Potwierdzają to najnowsze prognozy przed niedzielnymi (04.09) wyborami do Landtagu w Schwerinie. Na prawicową NPD, mieniącą się jedynym obrońcą "prawdziwych, niemieckich interesów", gotowych jest głosować zaledwie 4 procent wyborców.

Zarówno obecny, socjaldemokratyczny premier Meklemburgii Erwin Sellering, jak i jego rywal z CDU, Lorenz Caffier, są jednak przekonani, że NPD zamierza uczynić z tego landu przyczółek do ofensywy na całe Niemcy i przestrzegają przed zagrożeniem ze strony prawicowych radykałów.

Niezrażona tym NPD stara się rozniecać antypolskie nastroje w Meklemburgii. W połowie sierpnia, kiedy dyrekcja odlewni żeliwa w Torgelow poinformowała, że chce zatrudnić 50 polskich, tańszych od niemieckich pracowników, NPD wezwała do protestów przeciwko UE i otwarciu niemieckiego rynku pracy dla Polaków.

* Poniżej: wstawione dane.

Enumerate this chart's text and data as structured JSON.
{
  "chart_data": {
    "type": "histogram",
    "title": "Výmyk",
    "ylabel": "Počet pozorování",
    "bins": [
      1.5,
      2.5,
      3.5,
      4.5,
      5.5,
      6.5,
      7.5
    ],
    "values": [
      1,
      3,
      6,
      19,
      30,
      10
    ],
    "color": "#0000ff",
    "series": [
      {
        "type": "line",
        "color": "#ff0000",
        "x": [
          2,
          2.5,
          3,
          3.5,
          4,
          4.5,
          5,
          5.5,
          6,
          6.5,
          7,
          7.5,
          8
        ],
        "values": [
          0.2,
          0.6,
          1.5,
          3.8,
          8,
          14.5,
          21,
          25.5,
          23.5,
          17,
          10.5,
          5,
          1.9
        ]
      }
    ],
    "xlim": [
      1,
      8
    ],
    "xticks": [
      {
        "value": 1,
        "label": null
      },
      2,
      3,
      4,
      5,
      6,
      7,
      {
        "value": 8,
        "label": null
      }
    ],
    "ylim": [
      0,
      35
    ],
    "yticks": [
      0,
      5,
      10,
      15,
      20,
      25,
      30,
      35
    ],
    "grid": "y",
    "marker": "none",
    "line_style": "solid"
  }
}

W parę dni później przed bramą odlewni pojawili się posłowie do Landtagu w Schwerinie z SPD, CDU i Partii Lewica z transparentem: "Hasła NPD nic tu nie pomogą". Być może, ale co w takim razie leży w naszym interesie, pyta wielu z 1,65 mln mieszkańców Meklemburgii, w której stopa bezrobocia wynosi dziś prawie 12 procent, która ma najniższe płace w kraju, i z której ucieka rocznie 14 tysięcy młodych ludzi w poszukiwaniu lepszych warunków życia?

Ratunek w turystyce?

Po upadku NRD i ponownym zjednoczeniu Niemiec, Meklemburgia przeszła bolesny i wciąż nie do końca przeprowadzony proces zasadniczych zmian strukturalnych. Obok wspomnianego wcześniej rybołówstwa na wodach przybrzeżnych, najbardziej poszkodowanymi okazały się stosunkowo male ale nowocześnie wyposażone stocznie w Wismarze, Rostocku, Stralsundzie i Wołogoszczy.

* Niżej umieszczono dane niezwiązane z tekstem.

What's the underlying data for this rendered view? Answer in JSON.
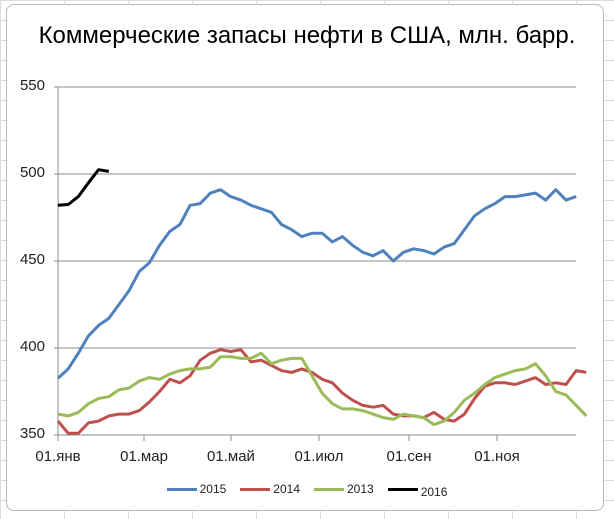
{
  "chart_data": {
    "type": "line",
    "title": "Коммерческие запасы нефти в США, млн. барр.",
    "xlabel": "",
    "ylabel": "",
    "ylim": [
      350,
      550
    ],
    "yticks": [
      350,
      400,
      450,
      500,
      550
    ],
    "xtick_labels": [
      "01.янв",
      "01.мар",
      "01.май",
      "01.июл",
      "01.сен",
      "01.ноя"
    ],
    "x_unit": "week",
    "grid": "horizontal",
    "legend_position": "bottom",
    "series": [
      {
        "name": "2015",
        "color": "#4f81bd",
        "values": [
          382.6,
          388,
          397,
          407,
          413,
          417,
          425,
          433,
          444,
          449,
          459,
          467,
          471,
          482,
          483,
          489,
          491,
          487,
          485,
          482,
          480,
          478,
          471,
          468,
          464,
          466,
          466,
          461,
          464,
          459,
          455,
          453,
          456,
          450,
          455,
          457,
          456,
          454,
          458,
          460,
          468,
          476,
          480,
          483,
          487,
          487,
          488,
          489,
          485,
          491,
          485,
          487
        ]
      },
      {
        "name": "2014",
        "color": "#c0504d",
        "values": [
          358,
          351,
          351,
          357,
          358,
          361,
          362,
          362,
          364,
          369,
          375,
          382,
          380,
          384,
          393,
          397,
          399,
          398,
          399,
          392,
          393,
          390,
          387,
          386,
          388,
          386,
          382,
          380,
          374,
          370,
          367,
          366,
          367,
          362,
          361,
          361,
          360,
          363,
          359,
          358,
          362,
          371,
          378,
          380,
          380,
          379,
          381,
          383,
          379,
          380,
          379,
          387,
          386
        ]
      },
      {
        "name": "2013",
        "color": "#9bbb59",
        "values": [
          362,
          361,
          363,
          368,
          371,
          372,
          376,
          377,
          381,
          383,
          382,
          385,
          387,
          388,
          388,
          389,
          395,
          395,
          394,
          394,
          397,
          391,
          393,
          394,
          394,
          384,
          374,
          368,
          365,
          365,
          364,
          362,
          360,
          359,
          362,
          361,
          360,
          356,
          358,
          363,
          370,
          374,
          379,
          383,
          385,
          387,
          388,
          391,
          384,
          375,
          373,
          367,
          361
        ]
      },
      {
        "name": "2016",
        "color": "#000000",
        "values": [
          482,
          482.5,
          487,
          495,
          502.5,
          501.5
        ]
      }
    ]
  },
  "legend": {
    "items": [
      {
        "label": "2015",
        "color": "#4f81bd"
      },
      {
        "label": "2014",
        "color": "#c0504d"
      },
      {
        "label": "2013",
        "color": "#9bbb59"
      },
      {
        "label": "2016",
        "color": "#000000"
      }
    ]
  }
}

Skały kredowe na Rugii przyciągają tysiące turystówZdjęcie: picture alliance / Arco Images GmbH

Szybko okazało się, że nie są w stanie konkurować ze stoczniami chińskimi i południowokoreańskimi, obficie dotowanymi przez państwo. W nieco lepszej sytuacji znalazło się rolnictwo w Meklemburgii, ale daje ono zatrudnienie tylko nielicznym.

Pozostaje turystyka. Merklemburgia ma piękne wybrzeże i przyciąga coraz więcej turystów z Niemiec i zagranicy. W tej chwili trzy na cztery miejsca pracy w tym kraju związkowym związane są z usługami, głównie w branży turystycznej. Niestety, zarobki nie są tu za wysokie i ten problem stał się głównym motywem walki wyborczej.

Sytuację łagodzą nieco dotacje z Brukseli. Do roku 2013 Meklemburgia otrzyma z unijnej kasy 2,5 mld euro w formie pomocy regionalnej, ponieważ jej PKB nie przekracza 75 procent unijnej średniej. Ale co potem? Meklemburgia się wyludnia i niepokojąco starzeje. W porównaniu z sytuacją z roku 1990, kiedy średni wiek mieszkańca wynosił 36 lat, dziś wynosi on już 46 lat.

Jeśli tak dalej pójdzie, Meklemburgia może stać się w Niemczech oazą emerytów, podobną do Florydy w USA. Mając to na uwadze, landowe władze inwestują sporo w tzw. "gospodarkę zdrowotną": domy spokojnej starości, sanatoria, kliniki rehabilitacyjne, hotele SPA i gabinety odnowy biologicznej. Tylko, czy to wystarczy?